En cierto sentido, si tenemos en cuenta el origen de la palabra Underground, el término Overground podría tener sentido más allá de ser un juego de palabras fácil. Underground proviene de “The Underground Railroad”, nombre de una red clandestina de personas en los actuales EEUU que durante el s.
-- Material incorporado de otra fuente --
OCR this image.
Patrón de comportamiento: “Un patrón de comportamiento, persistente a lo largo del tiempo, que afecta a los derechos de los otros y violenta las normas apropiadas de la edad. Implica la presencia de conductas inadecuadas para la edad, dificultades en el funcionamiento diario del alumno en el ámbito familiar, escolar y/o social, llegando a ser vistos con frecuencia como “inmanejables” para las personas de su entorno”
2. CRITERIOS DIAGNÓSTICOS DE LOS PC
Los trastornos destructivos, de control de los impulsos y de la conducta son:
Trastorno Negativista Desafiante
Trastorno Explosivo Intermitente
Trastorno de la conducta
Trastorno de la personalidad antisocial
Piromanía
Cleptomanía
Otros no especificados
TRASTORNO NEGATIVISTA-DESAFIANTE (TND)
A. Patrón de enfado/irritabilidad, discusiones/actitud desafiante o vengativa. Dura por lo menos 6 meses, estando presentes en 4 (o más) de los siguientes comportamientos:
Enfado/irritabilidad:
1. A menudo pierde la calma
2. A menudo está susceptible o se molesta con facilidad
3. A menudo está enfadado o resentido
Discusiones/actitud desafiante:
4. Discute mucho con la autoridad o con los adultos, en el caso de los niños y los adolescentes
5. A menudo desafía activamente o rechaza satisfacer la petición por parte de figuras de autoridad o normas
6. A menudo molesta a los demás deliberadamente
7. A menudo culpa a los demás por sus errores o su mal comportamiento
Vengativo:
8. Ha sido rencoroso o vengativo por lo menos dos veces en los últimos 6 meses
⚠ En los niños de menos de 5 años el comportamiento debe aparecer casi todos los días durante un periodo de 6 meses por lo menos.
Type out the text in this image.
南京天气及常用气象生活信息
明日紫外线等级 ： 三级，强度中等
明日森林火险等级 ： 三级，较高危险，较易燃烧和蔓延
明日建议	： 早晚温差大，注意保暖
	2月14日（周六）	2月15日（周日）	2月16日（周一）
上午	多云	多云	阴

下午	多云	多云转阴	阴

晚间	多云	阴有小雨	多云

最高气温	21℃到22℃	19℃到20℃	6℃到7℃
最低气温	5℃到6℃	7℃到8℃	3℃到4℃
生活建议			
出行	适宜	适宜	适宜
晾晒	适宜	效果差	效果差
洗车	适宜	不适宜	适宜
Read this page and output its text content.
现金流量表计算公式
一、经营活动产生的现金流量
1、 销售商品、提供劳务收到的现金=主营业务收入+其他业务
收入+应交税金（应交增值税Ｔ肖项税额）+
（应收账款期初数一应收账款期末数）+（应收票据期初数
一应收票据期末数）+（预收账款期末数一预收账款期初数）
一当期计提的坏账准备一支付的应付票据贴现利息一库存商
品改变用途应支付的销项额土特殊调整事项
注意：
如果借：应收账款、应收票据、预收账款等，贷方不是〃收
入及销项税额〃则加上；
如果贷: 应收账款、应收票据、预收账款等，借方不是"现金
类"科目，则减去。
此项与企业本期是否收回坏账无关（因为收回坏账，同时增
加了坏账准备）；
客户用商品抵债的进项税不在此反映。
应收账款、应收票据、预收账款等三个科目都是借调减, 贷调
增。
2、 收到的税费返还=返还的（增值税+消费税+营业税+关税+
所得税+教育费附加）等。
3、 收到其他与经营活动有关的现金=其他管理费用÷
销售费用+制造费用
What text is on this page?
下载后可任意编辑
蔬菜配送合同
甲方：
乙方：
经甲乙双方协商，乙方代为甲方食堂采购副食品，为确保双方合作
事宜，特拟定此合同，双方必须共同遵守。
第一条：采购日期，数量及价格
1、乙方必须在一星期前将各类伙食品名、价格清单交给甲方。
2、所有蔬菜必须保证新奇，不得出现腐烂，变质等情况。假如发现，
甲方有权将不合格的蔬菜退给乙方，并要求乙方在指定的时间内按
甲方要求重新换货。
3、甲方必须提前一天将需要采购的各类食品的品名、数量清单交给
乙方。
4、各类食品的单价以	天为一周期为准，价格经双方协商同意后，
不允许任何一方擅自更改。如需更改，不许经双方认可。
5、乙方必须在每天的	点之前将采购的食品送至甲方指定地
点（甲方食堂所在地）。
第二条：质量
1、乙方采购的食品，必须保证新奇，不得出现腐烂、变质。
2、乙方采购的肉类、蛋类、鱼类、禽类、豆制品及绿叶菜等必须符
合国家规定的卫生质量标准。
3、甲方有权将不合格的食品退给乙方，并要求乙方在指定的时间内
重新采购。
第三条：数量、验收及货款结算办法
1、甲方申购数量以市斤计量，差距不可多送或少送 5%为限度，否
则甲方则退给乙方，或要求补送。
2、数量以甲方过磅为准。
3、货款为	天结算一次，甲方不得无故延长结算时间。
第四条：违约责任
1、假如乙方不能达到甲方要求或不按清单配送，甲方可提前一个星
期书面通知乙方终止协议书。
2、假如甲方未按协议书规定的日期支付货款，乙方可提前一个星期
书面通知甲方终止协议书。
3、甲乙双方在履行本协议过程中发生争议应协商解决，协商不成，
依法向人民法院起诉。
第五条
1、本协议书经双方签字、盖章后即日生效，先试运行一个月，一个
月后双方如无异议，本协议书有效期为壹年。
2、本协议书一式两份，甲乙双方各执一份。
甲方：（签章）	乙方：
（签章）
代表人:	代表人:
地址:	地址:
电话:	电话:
XIX ayudaba a los esclavos africanos a huir de las plantaciones esclavistas del Sur hacia los estados del Norte o Canadá. Sus miembros utilizaban términos ferroviarios como metáfora, como claves secretas para entenderse entre ellos escondiendo su actividad. Hoy Overground curiosamente es el nombre de los trenes del área del Gran Londres que van por la superficie, trenes que van a los lugares donde la ciudad se desborda, donde todavía hay confines y límites pero todo se vuelve líquido inaprensible y el arrabal hace frontera. Quizá esos overgrounds musicales (mejor en plural) serían eso que está ahí multiplicándose más allá de la contabilidad de siempre, big data musical al alcance de un clic, el ruido de un crecimiento interminable, en ningún caso secreto pero indescifrable por su multiplicidad y velocidad de recombinación y retroalimentación. Algo cuyo juego no es ir en contra de la corriente principal sino simplemente por su cuenta, hacia los márgenes de la larga estela, en la ciudad sin límites. Un edén de productividad en el que volver a sentirnos muy pequeños, perdidos y quizá, quién sabe, admirados.